Kranitski made a wry face in the cathedra, and muttered:
"No, no. What horror! I will never agree to that phrase."
But no one heard this quiet protest. Now the baron in his turn, walking more and more quickly through the room, spoke on.
Maryan remained sitting on the Louis XI box while the baron walked and complained of the narrowness of relations and the low level of civilization in the city:
"This is the real fatherland of darned socks. Everything here has the mustiness of locked up store-houses. There is a lack of room and ventilation. In England William Morris, a great poet, establishes a factory for objects pertaining to art, and makes millions. I beg you to show anything similar in this place. Darvid has made a colossal fortune only because he was not blind, and did not hold on to his father's fence. Nationality and fa-ther-land, each is a darned sock—one of those labels which men with parti-colored clothes paste on a gate before which diggers are standing. One must escape from this position. One must know how to will."

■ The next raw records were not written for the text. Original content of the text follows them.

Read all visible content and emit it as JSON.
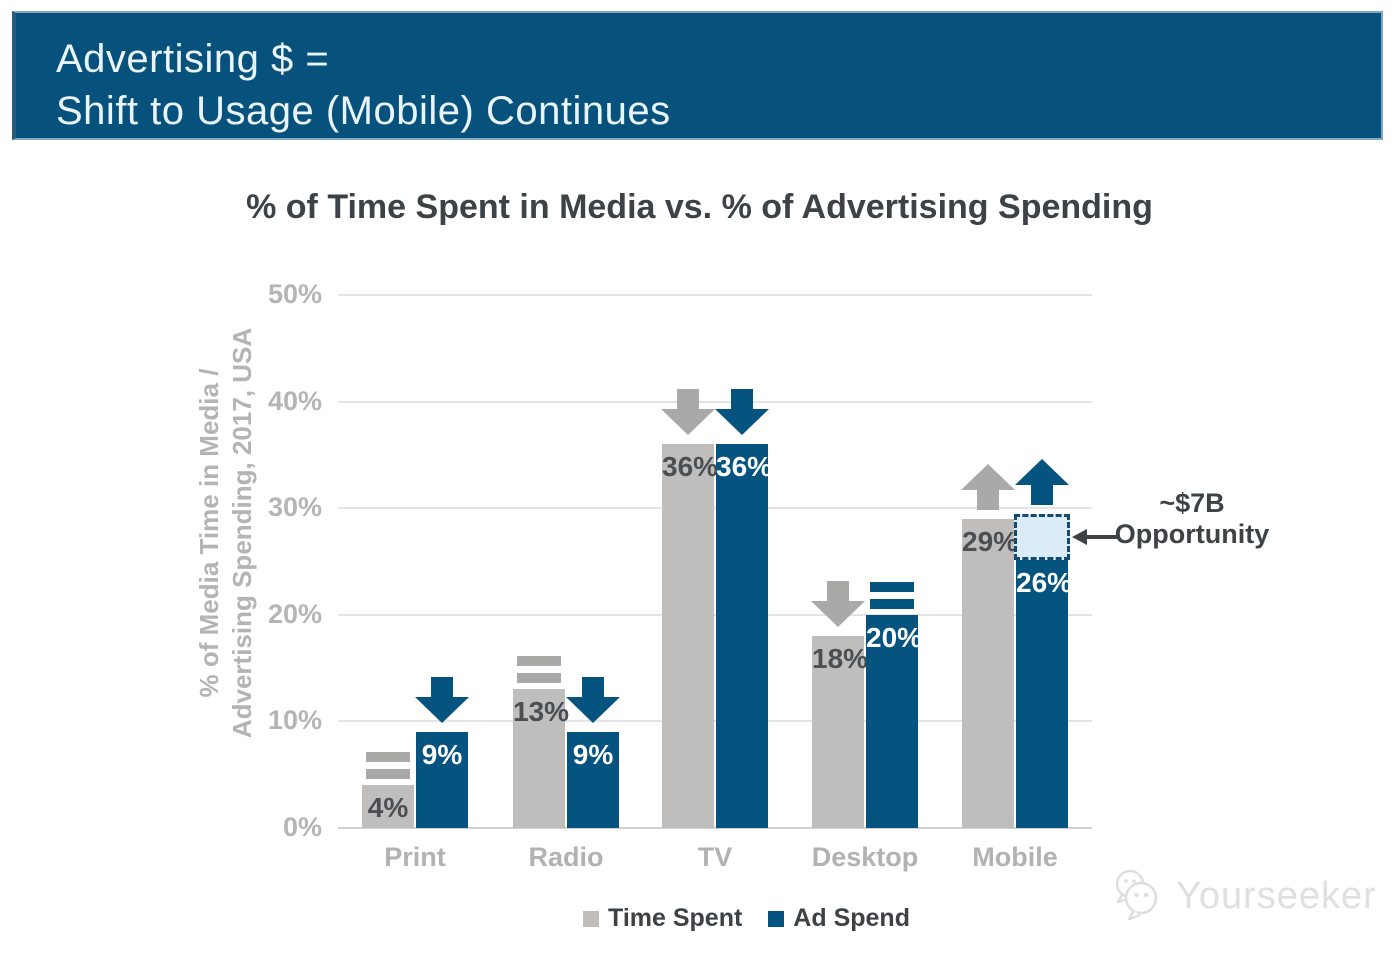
{
  "header": {
    "line1": "Advertising $ =",
    "line2": "Shift to Usage (Mobile) Continues",
    "bg_color": "#07527d"
  },
  "chart_data": {
    "type": "bar",
    "title": "% of Time Spent in Media vs. % of Advertising Spending",
    "ylabel_line1": "% of Media Time in Media /",
    "ylabel_line2": "Advertising Spending, 2017, USA",
    "categories": [
      "Print",
      "Radio",
      "TV",
      "Desktop",
      "Mobile"
    ],
    "series": [
      {
        "name": "Time Spent",
        "color": "#bfbebc",
        "arrow_color": "#a9a9a7",
        "values": [
          4,
          13,
          36,
          18,
          29
        ],
        "labels": [
          "4%",
          "13%",
          "36%",
          "18%",
          "29%"
        ],
        "trend": [
          "flat",
          "flat",
          "down",
          "down",
          "up"
        ]
      },
      {
        "name": "Ad Spend",
        "color": "#05537f",
        "arrow_color": "#05537f",
        "values": [
          9,
          9,
          36,
          20,
          26
        ],
        "labels": [
          "9%",
          "9%",
          "36%",
          "20%",
          "26%"
        ],
        "trend": [
          "down",
          "down",
          "down",
          "flat",
          "up"
        ]
      }
    ],
    "ylim": [
      0,
      50
    ],
    "yticks": [
      "0%",
      "10%",
      "20%",
      "30%",
      "40%",
      "50%"
    ],
    "grid": true,
    "legend_position": "bottom",
    "opportunity_box": {
      "category": "Mobile",
      "series": "Ad Spend",
      "spans_pct": [
        26,
        29.5
      ],
      "fill": "#d9ecf8",
      "border": "#134a6e"
    },
    "annotation": {
      "line1": "~$7B",
      "line2": "Opportunity"
    }
  },
  "legend": {
    "items": [
      {
        "label": "Time Spent",
        "color": "#bfbebc"
      },
      {
        "label": "Ad Spend",
        "color": "#05537f"
      }
    ]
  },
  "watermark": {
    "text": "Yourseeker"
  }
}
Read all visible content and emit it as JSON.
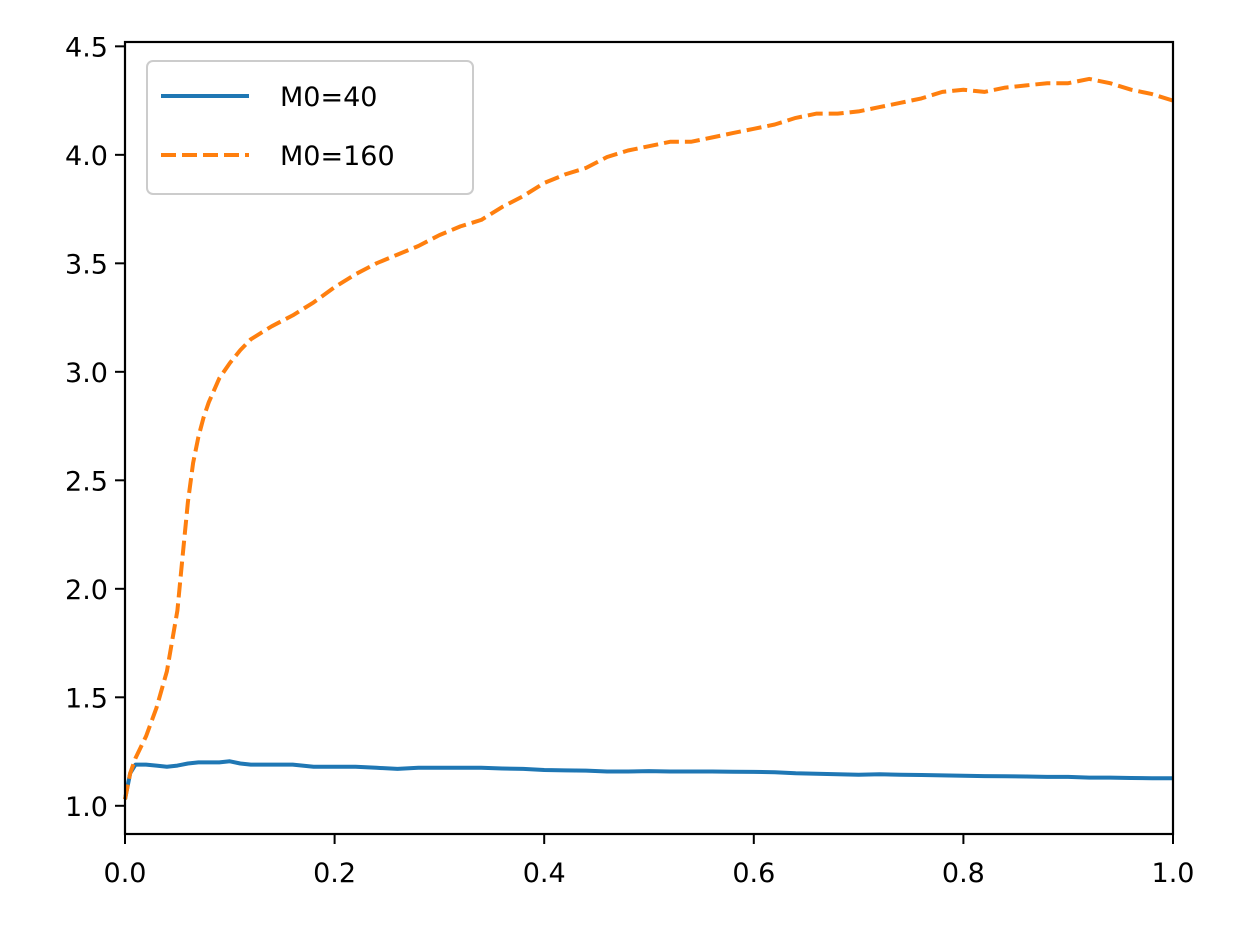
{
  "chart_data": {
    "type": "line",
    "title": "",
    "xlabel": "",
    "ylabel": "",
    "xlim": [
      0.0,
      1.0
    ],
    "ylim": [
      0.87,
      4.52
    ],
    "xticks": [
      0.0,
      0.2,
      0.4,
      0.6,
      0.8,
      1.0
    ],
    "yticks": [
      1.0,
      1.5,
      2.0,
      2.5,
      3.0,
      3.5,
      4.0,
      4.5
    ],
    "xtick_labels": [
      "0.0",
      "0.2",
      "0.4",
      "0.6",
      "0.8",
      "1.0"
    ],
    "ytick_labels": [
      "1.0",
      "1.5",
      "2.0",
      "2.5",
      "3.0",
      "3.5",
      "4.0",
      "4.5"
    ],
    "grid": false,
    "legend_position": "top-left",
    "series": [
      {
        "name": "M0=40",
        "color": "#1f77b4",
        "style": "solid",
        "x": [
          0.0,
          0.005,
          0.01,
          0.02,
          0.03,
          0.04,
          0.05,
          0.06,
          0.07,
          0.08,
          0.09,
          0.1,
          0.11,
          0.12,
          0.14,
          0.16,
          0.18,
          0.2,
          0.22,
          0.24,
          0.26,
          0.28,
          0.3,
          0.32,
          0.34,
          0.36,
          0.38,
          0.4,
          0.42,
          0.44,
          0.46,
          0.48,
          0.5,
          0.52,
          0.54,
          0.56,
          0.58,
          0.6,
          0.62,
          0.64,
          0.66,
          0.68,
          0.7,
          0.72,
          0.74,
          0.76,
          0.78,
          0.8,
          0.82,
          0.84,
          0.86,
          0.88,
          0.9,
          0.92,
          0.94,
          0.96,
          0.98,
          1.0
        ],
        "y": [
          1.03,
          1.15,
          1.19,
          1.19,
          1.185,
          1.18,
          1.185,
          1.195,
          1.2,
          1.2,
          1.2,
          1.205,
          1.195,
          1.19,
          1.19,
          1.19,
          1.18,
          1.18,
          1.18,
          1.175,
          1.17,
          1.175,
          1.175,
          1.175,
          1.175,
          1.172,
          1.17,
          1.165,
          1.163,
          1.162,
          1.158,
          1.158,
          1.16,
          1.158,
          1.158,
          1.158,
          1.157,
          1.156,
          1.155,
          1.15,
          1.148,
          1.145,
          1.143,
          1.145,
          1.143,
          1.142,
          1.14,
          1.138,
          1.137,
          1.136,
          1.135,
          1.133,
          1.133,
          1.13,
          1.13,
          1.128,
          1.127,
          1.127
        ]
      },
      {
        "name": "M0=160",
        "color": "#ff7f0e",
        "style": "dashed",
        "x": [
          0.0,
          0.005,
          0.01,
          0.02,
          0.03,
          0.04,
          0.05,
          0.055,
          0.06,
          0.065,
          0.07,
          0.075,
          0.08,
          0.09,
          0.1,
          0.11,
          0.12,
          0.13,
          0.14,
          0.16,
          0.18,
          0.2,
          0.22,
          0.24,
          0.26,
          0.28,
          0.3,
          0.32,
          0.34,
          0.36,
          0.38,
          0.4,
          0.42,
          0.44,
          0.46,
          0.48,
          0.5,
          0.52,
          0.54,
          0.56,
          0.58,
          0.6,
          0.62,
          0.64,
          0.66,
          0.68,
          0.7,
          0.72,
          0.74,
          0.76,
          0.78,
          0.8,
          0.82,
          0.84,
          0.86,
          0.88,
          0.9,
          0.92,
          0.94,
          0.96,
          0.98,
          1.0
        ],
        "y": [
          1.03,
          1.15,
          1.22,
          1.32,
          1.45,
          1.62,
          1.9,
          2.15,
          2.4,
          2.58,
          2.7,
          2.79,
          2.86,
          2.97,
          3.04,
          3.1,
          3.15,
          3.18,
          3.21,
          3.26,
          3.32,
          3.39,
          3.45,
          3.5,
          3.54,
          3.58,
          3.63,
          3.67,
          3.7,
          3.76,
          3.81,
          3.87,
          3.91,
          3.94,
          3.99,
          4.02,
          4.04,
          4.06,
          4.06,
          4.08,
          4.1,
          4.12,
          4.14,
          4.17,
          4.19,
          4.19,
          4.2,
          4.22,
          4.24,
          4.26,
          4.29,
          4.3,
          4.29,
          4.31,
          4.32,
          4.33,
          4.33,
          4.35,
          4.33,
          4.3,
          4.28,
          4.25
        ]
      }
    ]
  }
}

The baron said, that as soon as he could bring certain plans of his to completion and regulate certain property interests, and even before regulating them, he would occupy himself with completing his new plan. He turned to Maryan:
"Will you be my partner? It would be difficult for me to get on without you. You have an excellent feeling for art—you are subtle—"
"Why not," answered Maryan. "But one should go first of all and examine the field; one should go to America before the exhibition."
"Naturally, before the exhibition, so as to begin action before it is over. In the question of capital—"
"I will sell my personal property, which has some value, and incur another debt," said Maryan, carelessly.